Finnikin of the Rock
by Melina Marchetta
This is Australian author Melina Marchetta’s first high fantasy novel. At the age of nine, Finnikin of Rock Village made a blood pact with his friends Prince Balthazar and Lucien that they would protect the Kingdom of Lumatere in the land of Skuldenore. Shortly after, Lumatere is attacked, the King and Queen are killed, and an imposter has seized the throne of Lumatere. The inhabitants have either been killed or banished to other lands. A curse is placed on Lumatere: a black mist covers the kingdom and those who escaped can never return, and those who were trapped inside the kingdom were never heard from again. In chapter 1, Finnikin and his mentor Sir Topher have been travelling through the various kingdoms for ten years visiting the camps of the refugees and recording their stories in the Book of Lumatere. But one night he dreams that Prince Balthazar is alive, and that Evanjalin, an enigmatic young novice who has taken a vow of silence and lives in a convent on top of a mountain, will lead him to the rightful heir of the kingdom. Evanjalin, Finnikin and Sir Topher begin their quest, which is to find Prince Balthazar and their scattered people and bring them home. But can the novice Evangeline be trusted? This book should appeal to even those readers who don't care for fantasy. The companion book to this title, Froi of the Exiles has just been released.

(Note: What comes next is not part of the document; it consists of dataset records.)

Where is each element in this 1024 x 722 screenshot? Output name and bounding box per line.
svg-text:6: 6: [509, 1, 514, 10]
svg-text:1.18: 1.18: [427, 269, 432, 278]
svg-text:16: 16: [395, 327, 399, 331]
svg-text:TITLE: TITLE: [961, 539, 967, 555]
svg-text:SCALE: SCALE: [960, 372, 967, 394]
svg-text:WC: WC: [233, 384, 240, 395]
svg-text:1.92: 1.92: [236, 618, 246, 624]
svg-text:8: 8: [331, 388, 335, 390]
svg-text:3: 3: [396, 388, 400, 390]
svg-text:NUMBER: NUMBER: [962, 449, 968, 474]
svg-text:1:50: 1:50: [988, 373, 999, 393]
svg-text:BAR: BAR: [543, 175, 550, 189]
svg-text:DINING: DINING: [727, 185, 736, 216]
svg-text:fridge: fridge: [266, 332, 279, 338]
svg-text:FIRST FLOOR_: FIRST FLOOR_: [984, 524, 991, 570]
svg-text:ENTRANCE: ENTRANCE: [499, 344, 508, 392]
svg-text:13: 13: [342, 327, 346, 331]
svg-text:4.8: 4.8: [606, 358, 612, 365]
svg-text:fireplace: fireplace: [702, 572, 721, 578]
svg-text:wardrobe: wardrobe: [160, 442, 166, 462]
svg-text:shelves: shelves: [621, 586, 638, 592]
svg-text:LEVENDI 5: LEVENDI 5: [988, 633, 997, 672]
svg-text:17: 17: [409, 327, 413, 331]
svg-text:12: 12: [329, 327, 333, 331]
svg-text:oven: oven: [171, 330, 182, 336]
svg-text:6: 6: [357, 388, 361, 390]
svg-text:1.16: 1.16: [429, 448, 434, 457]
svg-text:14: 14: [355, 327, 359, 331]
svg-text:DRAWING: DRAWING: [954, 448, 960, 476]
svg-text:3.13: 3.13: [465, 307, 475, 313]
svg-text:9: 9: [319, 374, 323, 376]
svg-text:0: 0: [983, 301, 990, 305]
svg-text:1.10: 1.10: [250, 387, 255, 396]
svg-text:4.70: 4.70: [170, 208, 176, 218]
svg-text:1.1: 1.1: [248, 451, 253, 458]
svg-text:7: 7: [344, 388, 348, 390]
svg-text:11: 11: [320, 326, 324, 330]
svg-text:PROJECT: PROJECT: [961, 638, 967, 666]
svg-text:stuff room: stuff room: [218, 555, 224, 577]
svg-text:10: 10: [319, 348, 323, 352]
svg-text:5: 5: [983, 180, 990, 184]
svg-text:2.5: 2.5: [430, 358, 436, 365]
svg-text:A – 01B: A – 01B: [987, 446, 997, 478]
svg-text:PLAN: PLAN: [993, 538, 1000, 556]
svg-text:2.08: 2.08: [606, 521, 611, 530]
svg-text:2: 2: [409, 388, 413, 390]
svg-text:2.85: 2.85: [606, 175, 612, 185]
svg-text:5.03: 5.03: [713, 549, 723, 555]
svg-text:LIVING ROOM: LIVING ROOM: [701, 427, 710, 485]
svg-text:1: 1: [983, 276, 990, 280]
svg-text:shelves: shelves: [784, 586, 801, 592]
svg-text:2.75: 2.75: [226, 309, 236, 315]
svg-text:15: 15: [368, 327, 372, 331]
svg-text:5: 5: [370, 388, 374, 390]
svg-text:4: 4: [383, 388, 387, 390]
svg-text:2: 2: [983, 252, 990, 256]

For grades 8 and up — Ravi S

by Janne Teller
This book has been translated from the Danish into English. It has won many European awards and was a 2011 Printz Honor Book. When Pierre Anthon, a seventh-grader at Taering School has an existential crisis, he climbs a tree and refuses to attend school. He pelts his classmates with unripe plums and his nihilistic philosophy: “Nothing matters…So nothing’s worth doing.” His classmates are furious and determined to convince Pierre Anthon that life has meaning. Each classmate has to sacrifice that which is most meaningful to them on the “heap of meaning” that begins to accumulate in an abandoned sawmill. This bleak novel has been compared to William Golding’s Lord of the Flies. It is an idea novel. Short chapters with short, declarative sentences and enough suspense make it a quick read. For grades 8 and up – Ravi S.